Intending to grow up like that, I only thought of myself all the time after all.
I thought that that’s why I got punished.
The day before the middle school graduation ceremony, Miku called me out after sunset.
The place was the usual overpass.
Somewhere in my head, an alarm sounded.
But pretending not to hear it, I headed there with the score in my hand.
Wanting Miku to give me a final test, I think that’s what I kept telling myself.
Singing in the chorus at ceremony, I was put in charge of a solo part.
Miku didn’t make me her disciple, but she helped me with practicing the song.
That’s why this solo part was something that we gained together.
My grandparents and Miku coming that day, I felt that I wanted to show off my good side.
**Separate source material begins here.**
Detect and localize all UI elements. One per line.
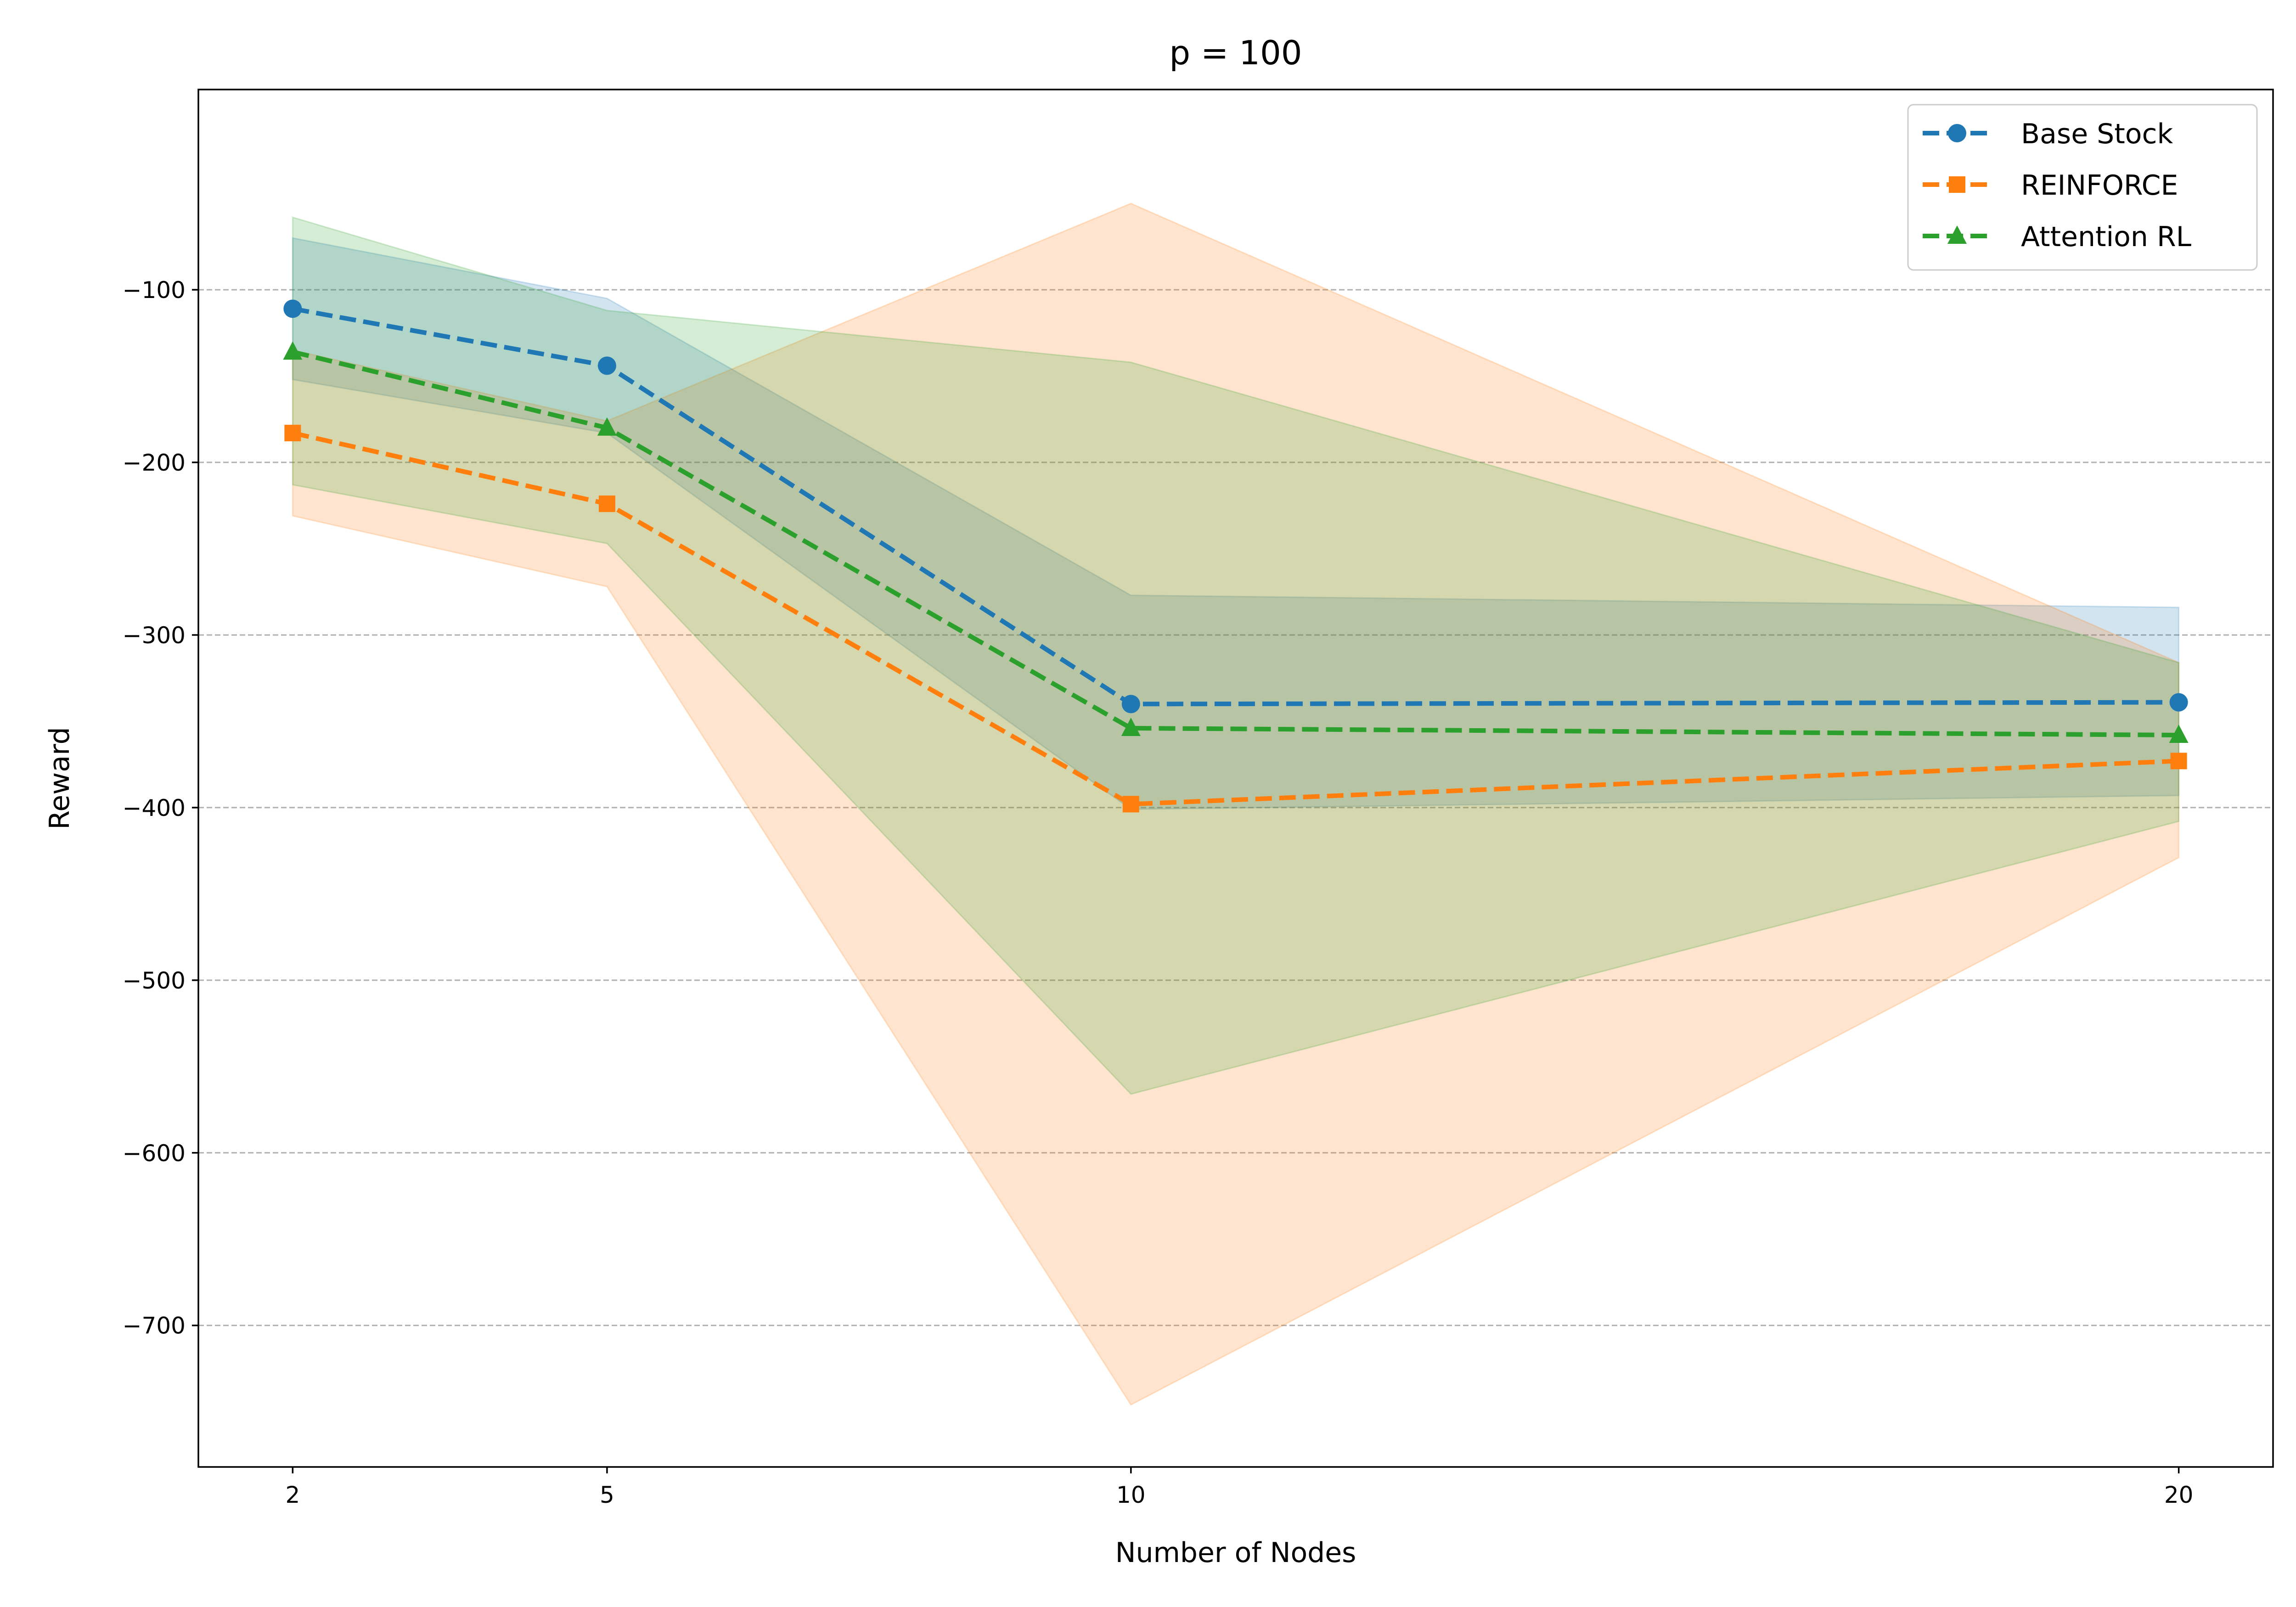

I remember desperately practicing for it.
But, even so, why……
I wonder why it’s always the bad feelings that hit the mark.
What she told me were genuine words of farewell.
“……Just now, what……?”
“I’m going to Tokyo. To become a pro.”
(That’s……I didn’t hear anything about that……)
The shock running through my body, I couldn’t speak.
Just by my dried lips slightly wavering, a squeak leaves my throat.
“Someone from a music office came to the concert and I got scouted.”
In contrast to how I kept shaking, Miku was endlessly calm.
Until the very end, words like ‘I’m hesitating’ or ‘plan’ didn’t come from her.
(Miku, you’re serious about this……)
There was no doubt that her decision was solid, I looked down with feelings similar to despair.
“When are you leaving?”
The moment I heard those words, my breath stopped.
To the point that my vision turning dark, even standing was weird.
(……Miku, you’re not wearing the ring anymore……)
It wasn’t even necessary for me to ask what that meant.
Realizing that there’s really nothing to be done anymore, I suddenly cast my eyes down.
Looking up at the sky after that, as the sunset is vigorously dying it, I repeatedly take deep breaths.
Inside my messed-up head, memories of Miku and I rose up……
I forced a smile onto my face.
The name I’ve called her so many times, like I do every day.
And yet, it’s so……
Until today, I didn’t know that just saying it could shake my heart so much.
Saying that, I stroked Miku’s head.
The color gradually returns to her face, from which her emotions had disappeared.
Fixedly staring at me like she wanted to say something, I noticed that something was flowing down my cheeks.
“So it ends with this, I won’t cry.”
Unexpectedly, Miku began singing a capella.
Her pure soprano melts into the clear air.
Melting within me as well while I cry and keep breathing, it soaked in.
“Magic for the crybaby
Magic to stop the tears
Make the same face as me Let’s smile”
Miku casting magic on me, I was able to send her off with a smile.
That year, since the peach blossoms bloomed late, twenty percent of them should have bloomed for the day of the ceremony.
But the day before, the peaches all bloomed at once.
–– As if to celebrate her departure.